Eram estes homens, prisioneiros da sua própria condição, que vinham às portas das lojas, das casas ou das tabernas. Olhavam, impotentes, o cinzento carregado do firmamento, enquanto a chuva fazia o seu caminho do céu à terra, aspergindo-a vagarosamente como uma canção dolente!

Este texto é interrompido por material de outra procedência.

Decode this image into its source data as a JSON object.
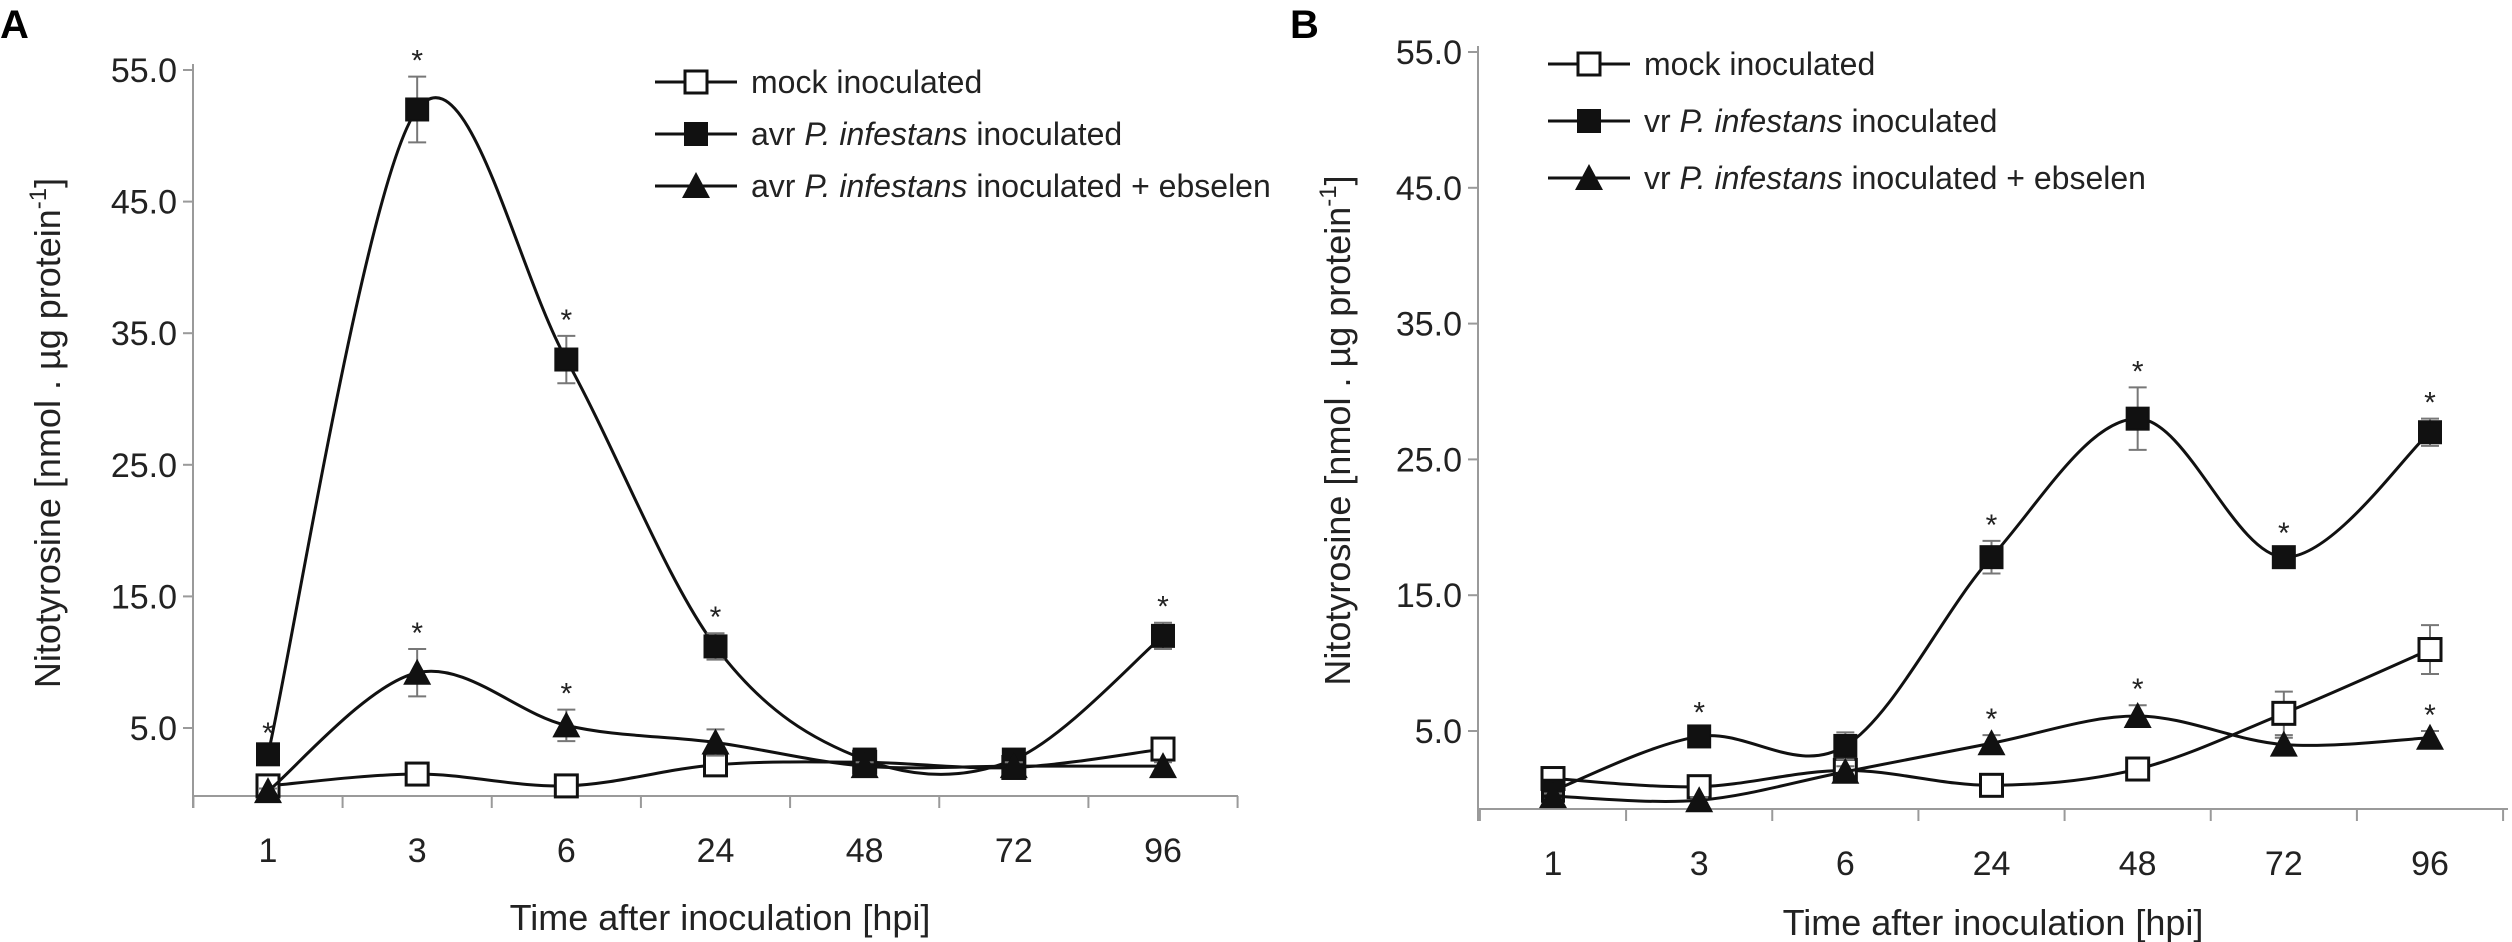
{
  "chart_data": [
    {
      "panel": "A",
      "type": "line",
      "title": "",
      "xlabel": "Time after inoculation [hpi]",
      "ylabel_main": "Nitotyrosine [nmol . µg protein",
      "ylabel_sup": "-1",
      "ylabel_end": "]",
      "categories": [
        "1",
        "3",
        "6",
        "24",
        "48",
        "72",
        "96"
      ],
      "yticks": [
        "5.0",
        "15.0",
        "25.0",
        "35.0",
        "45.0",
        "55.0"
      ],
      "ylim": [
        0,
        55
      ],
      "legend_position": "top-right",
      "series": [
        {
          "name": "mock inoculated",
          "legend_parts": [
            {
              "text": "mock inoculated",
              "italic": false
            }
          ],
          "marker": "open-square",
          "values": [
            0.6,
            1.5,
            0.6,
            2.2,
            2.4,
            2.0,
            3.4
          ],
          "errors": [
            0.3,
            0.3,
            0.3,
            0.4,
            0.4,
            0.4,
            0.7
          ],
          "sig": [
            false,
            false,
            false,
            false,
            false,
            false,
            false
          ]
        },
        {
          "name": "avr P. infestans inoculated",
          "legend_parts": [
            {
              "text": "avr ",
              "italic": false
            },
            {
              "text": "P. infestans",
              "italic": true
            },
            {
              "text": " inoculated",
              "italic": false
            }
          ],
          "marker": "filled-square",
          "values": [
            3.0,
            52.0,
            33.0,
            11.2,
            2.6,
            2.6,
            12.0
          ],
          "errors": [
            0.4,
            2.5,
            1.8,
            1.0,
            0.4,
            0.4,
            1.0
          ],
          "sig": [
            true,
            true,
            true,
            true,
            false,
            false,
            true
          ]
        },
        {
          "name": "avr P. infestans inoculated + ebselen",
          "legend_parts": [
            {
              "text": "avr ",
              "italic": false
            },
            {
              "text": "P. infestans",
              "italic": true
            },
            {
              "text": " inoculated + ebselen",
              "italic": false
            }
          ],
          "marker": "filled-triangle",
          "values": [
            0.2,
            9.2,
            5.2,
            3.9,
            2.1,
            2.1,
            2.1
          ],
          "errors": [
            0.2,
            1.8,
            1.2,
            1.0,
            0.3,
            0.3,
            0.3
          ],
          "sig": [
            false,
            true,
            true,
            false,
            false,
            false,
            false
          ]
        }
      ]
    },
    {
      "panel": "B",
      "type": "line",
      "title": "",
      "xlabel": "Time after inoculation [hpi]",
      "ylabel_main": "Nitotyrosine [nmol . µg protein",
      "ylabel_sup": "-1",
      "ylabel_end": "]",
      "categories": [
        "1",
        "3",
        "6",
        "24",
        "48",
        "72",
        "96"
      ],
      "yticks": [
        "5.0",
        "15.0",
        "25.0",
        "35.0",
        "45.0",
        "55.0"
      ],
      "ylim": [
        0,
        55
      ],
      "legend_position": "top-left",
      "series": [
        {
          "name": "mock inoculated",
          "legend_parts": [
            {
              "text": "mock inoculated",
              "italic": false
            }
          ],
          "marker": "open-square",
          "values": [
            1.5,
            0.9,
            2.1,
            1.0,
            2.2,
            6.3,
            11.0
          ],
          "errors": [
            0.3,
            0.3,
            0.4,
            0.3,
            0.4,
            1.6,
            1.8
          ],
          "sig": [
            false,
            false,
            false,
            false,
            false,
            false,
            false
          ]
        },
        {
          "name": "vr P. infestans inoculated",
          "legend_parts": [
            {
              "text": "vr ",
              "italic": false
            },
            {
              "text": "P. infestans",
              "italic": true
            },
            {
              "text": " inoculated",
              "italic": false
            }
          ],
          "marker": "filled-square",
          "values": [
            0.6,
            4.6,
            3.9,
            17.8,
            28.0,
            17.8,
            27.0
          ],
          "errors": [
            0.3,
            0.6,
            1.0,
            1.2,
            2.3,
            0.6,
            1.0
          ],
          "sig": [
            false,
            true,
            false,
            true,
            true,
            true,
            true
          ]
        },
        {
          "name": "vr P. infestans inoculated + ebselen",
          "legend_parts": [
            {
              "text": "vr ",
              "italic": false
            },
            {
              "text": "P. infestans",
              "italic": true
            },
            {
              "text": " inoculated + ebselen",
              "italic": false
            }
          ],
          "marker": "filled-triangle",
          "values": [
            0.2,
            -0.1,
            2.0,
            4.1,
            6.1,
            4.0,
            4.5
          ],
          "errors": [
            0.2,
            0.2,
            0.4,
            0.6,
            0.8,
            0.5,
            0.5
          ],
          "sig": [
            false,
            false,
            false,
            true,
            true,
            false,
            true
          ]
        }
      ]
    }
  ]
}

Nota: neste texto foram utilizados termos ou expressões regionais ou locais.  

José Barroso 

3 comentários:

Anônimo disse...

O tempo, tal qual como por estes dias: frio, e modorrento, com chuva miudinha e persistente. As vontades, também as mesmas: ainda há dias, que nos valesse S. Pedro; hoje já toda a gente está farta de água, que não se pode fazer nada fora de casa. Tem razão o Santo, que sem sol e sem água nada cresce. E sabedoria também, que os homens precisam de tempo de descanso, de conversa e uns copitos com os amigos.
Boas lembranças me trouxe este texto dos tempos de morrinha da infância!
E recuando à fotografia do casamento, penso que só os noivos poderiam esclarecer definitivamente a sua identidade e por isso já tinha desistido de tentar esclarecer o enigma. Mas hoje fui à Vila e, numa última tentativa, mostrei a fotografia à senhora Maria de Jesus do Nita e à irmã. Tanto uma como a outra disseram logo que era o primo Manel e a Eugénia. Identificaram mais algumas pessoas e até lhes pareceu que o rapaz da gorra, à direita, seria um dos irmãos Francisco (pai do Hélder) ou José (marido da Maria José Passaraça) e a senhora mais alta ao lado da noiva seria a Mercês Patanucha que ainda vive na Partida.
A ser verdade, o casamento terá sido no ano de 1954 e o noivo terá morrido em 1960. Ou então nada disto é verdade e a rapariga à frente da Graça é mesmo a Carmelinda…
M. L. Ferreira

José Teodoro Prata disse...

Um bom retrato dos dias vagarosos das invernias: os gestos lentos, os cheiros e os sons dos animais, a humidade a entranhar-se em tudo, o ter tempo para dar importância aos pormenores, como levar o amigo ao pipo e partilhar uns copos e a bucha.

Anônimo disse...

O Ti Bernardo era um homem muito sociável, generoso e muito afetuoso, que gostava para além de "vender jogo" com os amigos, como bem narra o texto, dum copinho em boa companhia.
Por volta dos 80 anos uma das noras apanhou-o aos beijinhos na avó, o que se tornou tema de conversa recorrente na família e tinha sempre qualquer coisa ao lume para mordiscar nos dias, como o de hoje, em que a humidade se entranha até aos ossos e para acompanhar o copo.